Examination of Witnesses (Question Numbers
60-79)
SIR CHRISTOPHER
KELLY KCB
4 FEBRUARY 2010
Q60 Mr Walker: What is it? I do not
know what it is but you have talked to these people.
Sir Christopher Kelly: Between
the two choices you offer me of course they want MPs who do the
job for which they elect them: to represent them in Parliament,
look after their interests, scrutinise legislation and do all
of the things that MPs do.
Q61 Chairman: Behind Mr Walker's
question is the point that we do not know what people require
of their Members of Parliament, we do know that essentially all
MPs are in different categories and in many respects do different
jobs. There is no job description and they have to make it up
for themselves. Some work hard and some do not; some do this and
some do that. It is the job of IPSA to find answers to these questions.
How on earth can you decide how to remunerate them?

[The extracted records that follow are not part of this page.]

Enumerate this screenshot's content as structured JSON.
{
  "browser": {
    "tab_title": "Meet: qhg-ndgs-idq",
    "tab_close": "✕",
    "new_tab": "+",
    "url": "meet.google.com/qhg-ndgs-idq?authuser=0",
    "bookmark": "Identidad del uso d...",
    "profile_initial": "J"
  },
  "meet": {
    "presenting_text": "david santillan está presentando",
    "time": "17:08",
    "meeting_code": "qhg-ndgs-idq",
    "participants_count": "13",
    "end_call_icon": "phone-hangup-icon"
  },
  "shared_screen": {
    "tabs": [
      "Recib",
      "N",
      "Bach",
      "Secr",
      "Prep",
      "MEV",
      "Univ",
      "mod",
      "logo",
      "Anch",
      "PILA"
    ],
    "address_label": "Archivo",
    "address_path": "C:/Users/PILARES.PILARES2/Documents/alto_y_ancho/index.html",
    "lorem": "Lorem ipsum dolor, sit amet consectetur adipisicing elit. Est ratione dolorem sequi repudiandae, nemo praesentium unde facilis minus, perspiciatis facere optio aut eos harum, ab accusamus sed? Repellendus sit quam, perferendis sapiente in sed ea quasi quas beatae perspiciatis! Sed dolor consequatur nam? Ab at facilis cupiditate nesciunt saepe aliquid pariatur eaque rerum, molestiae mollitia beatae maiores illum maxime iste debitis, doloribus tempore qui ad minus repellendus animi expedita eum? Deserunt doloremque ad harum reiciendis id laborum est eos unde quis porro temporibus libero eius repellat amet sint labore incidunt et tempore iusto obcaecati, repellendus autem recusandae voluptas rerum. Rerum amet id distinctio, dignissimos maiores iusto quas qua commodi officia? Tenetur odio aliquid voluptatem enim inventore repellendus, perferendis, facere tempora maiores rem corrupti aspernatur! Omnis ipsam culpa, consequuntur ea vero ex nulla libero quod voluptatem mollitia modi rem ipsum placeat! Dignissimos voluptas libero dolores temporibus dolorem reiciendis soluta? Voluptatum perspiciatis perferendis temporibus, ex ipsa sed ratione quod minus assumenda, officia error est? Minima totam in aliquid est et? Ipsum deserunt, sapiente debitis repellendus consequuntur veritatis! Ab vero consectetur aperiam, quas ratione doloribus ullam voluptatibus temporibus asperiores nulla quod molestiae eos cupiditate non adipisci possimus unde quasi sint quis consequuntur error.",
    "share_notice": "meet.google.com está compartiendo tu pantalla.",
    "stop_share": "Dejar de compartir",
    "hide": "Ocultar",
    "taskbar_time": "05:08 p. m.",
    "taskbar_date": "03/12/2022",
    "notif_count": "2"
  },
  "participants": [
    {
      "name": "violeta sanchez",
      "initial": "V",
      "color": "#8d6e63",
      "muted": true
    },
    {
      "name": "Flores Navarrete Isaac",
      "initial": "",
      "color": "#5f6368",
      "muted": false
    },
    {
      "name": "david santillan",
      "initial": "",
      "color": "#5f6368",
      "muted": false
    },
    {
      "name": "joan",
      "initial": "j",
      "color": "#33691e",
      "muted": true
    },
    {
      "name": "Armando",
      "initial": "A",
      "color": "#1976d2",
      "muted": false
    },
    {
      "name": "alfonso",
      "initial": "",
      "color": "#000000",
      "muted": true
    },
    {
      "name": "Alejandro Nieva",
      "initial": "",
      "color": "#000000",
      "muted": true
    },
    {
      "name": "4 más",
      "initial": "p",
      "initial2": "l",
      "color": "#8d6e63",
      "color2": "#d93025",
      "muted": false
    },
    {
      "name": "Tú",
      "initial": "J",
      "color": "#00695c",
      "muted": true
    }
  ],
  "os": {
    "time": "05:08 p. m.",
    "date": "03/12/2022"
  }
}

Sir Christopher Kelly: That is
a good question. You could decide how to remunerate them if you
wrote a job description for Members of Parliament and insisted
that every one of them followed it. I would personally regret
that. We have been told by a lot of people that Members of Parliament
do their jobs in different ways, some more assiduously than others,
but I suspect that an attempt to prescribe what Members of Parliament
should do would be something most of your colleagues would resent
and it would lead to a less effective House of Commons.
Q62 Mr Burrowes: You said in your
report that the system should give MPs the resources they need
to do their difficult jobs. Does that include increased salaries?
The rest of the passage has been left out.